Посадочная площадка находилась на краю небольшого поселка, состоящего из одинаковых новеньких деревянных домиков. Между домами не спеша разгуливали олени, собаки и дети.
— Так ты заходи к нам, — сказал Егорышеву Томашевич, после того как он помог разгрузить ящики и пакеты.
Егорышев ответил, что зайдет, и отправился в правление колхоза. В добротном доме из толстых бревен за письменным столом сидел плотный мужчина небольшого роста и неопределенного возраста.

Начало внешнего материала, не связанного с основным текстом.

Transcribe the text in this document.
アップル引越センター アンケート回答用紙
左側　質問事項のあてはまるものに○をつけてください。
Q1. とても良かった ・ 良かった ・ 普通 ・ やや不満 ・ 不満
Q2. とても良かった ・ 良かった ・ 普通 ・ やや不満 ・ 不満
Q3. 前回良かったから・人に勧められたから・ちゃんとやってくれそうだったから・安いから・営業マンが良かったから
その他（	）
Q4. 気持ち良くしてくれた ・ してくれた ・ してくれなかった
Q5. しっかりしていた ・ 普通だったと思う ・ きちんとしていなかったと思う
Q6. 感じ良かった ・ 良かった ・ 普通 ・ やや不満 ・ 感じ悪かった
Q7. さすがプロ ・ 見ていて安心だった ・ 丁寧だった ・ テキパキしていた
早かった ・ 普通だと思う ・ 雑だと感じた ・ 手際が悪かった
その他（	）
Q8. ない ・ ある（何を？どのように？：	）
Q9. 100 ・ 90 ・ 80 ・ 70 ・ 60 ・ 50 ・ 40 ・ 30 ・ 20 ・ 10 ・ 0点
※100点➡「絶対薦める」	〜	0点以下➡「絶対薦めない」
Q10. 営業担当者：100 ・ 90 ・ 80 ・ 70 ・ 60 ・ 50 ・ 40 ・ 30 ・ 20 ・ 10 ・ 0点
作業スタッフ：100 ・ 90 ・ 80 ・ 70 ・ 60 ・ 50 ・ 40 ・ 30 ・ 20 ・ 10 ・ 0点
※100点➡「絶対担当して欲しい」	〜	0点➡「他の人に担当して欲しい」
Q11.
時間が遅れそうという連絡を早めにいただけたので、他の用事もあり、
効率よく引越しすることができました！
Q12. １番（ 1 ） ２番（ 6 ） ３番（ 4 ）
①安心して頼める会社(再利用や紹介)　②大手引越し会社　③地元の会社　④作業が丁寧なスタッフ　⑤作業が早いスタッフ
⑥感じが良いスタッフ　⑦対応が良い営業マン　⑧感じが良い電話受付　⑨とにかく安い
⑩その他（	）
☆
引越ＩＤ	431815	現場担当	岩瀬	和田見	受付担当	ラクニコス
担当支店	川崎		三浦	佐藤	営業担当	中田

На скуластом безбородом лице чернели узкие спокойные глаза.
— Здравствуйте, — сказал Егорышев. — Вы председатель колхоза?
— Я, — ответил мужчина и, встав, протянул руку.—Будем знакомы. Меня зовут Мангульби. А тебя?
Снова Егорышева бесцеремонно назвали на «ты», и снова ему это понравилось.
— Меня зовут Степан, — ответил Егорышев. — Я приехал из Москвы, чтобы встретиться с одним человеком. С геологом Матвеем Строгановым. Он сейчас здесь?
— Он прилетел неделю назад, — сказал Мангульби. — Заседлал коня, поехал в тайгу, скоро вернется, тогда его увидишь.
— А когда он вернется?
— Должен завтра вернуться, — подумав, ответил председатель. — Продуктов взял на пять дней, обещал лекцию прочесть. Утром приедет.
— Что он делает там, в тайге? — спросил Егорышев.
— Рисует. Матвей хорошо рисует. Смотри, пожалуйста.
На стене висела картина, но в комнате было сумрачно, и Егорышев не смог ее разглядеть.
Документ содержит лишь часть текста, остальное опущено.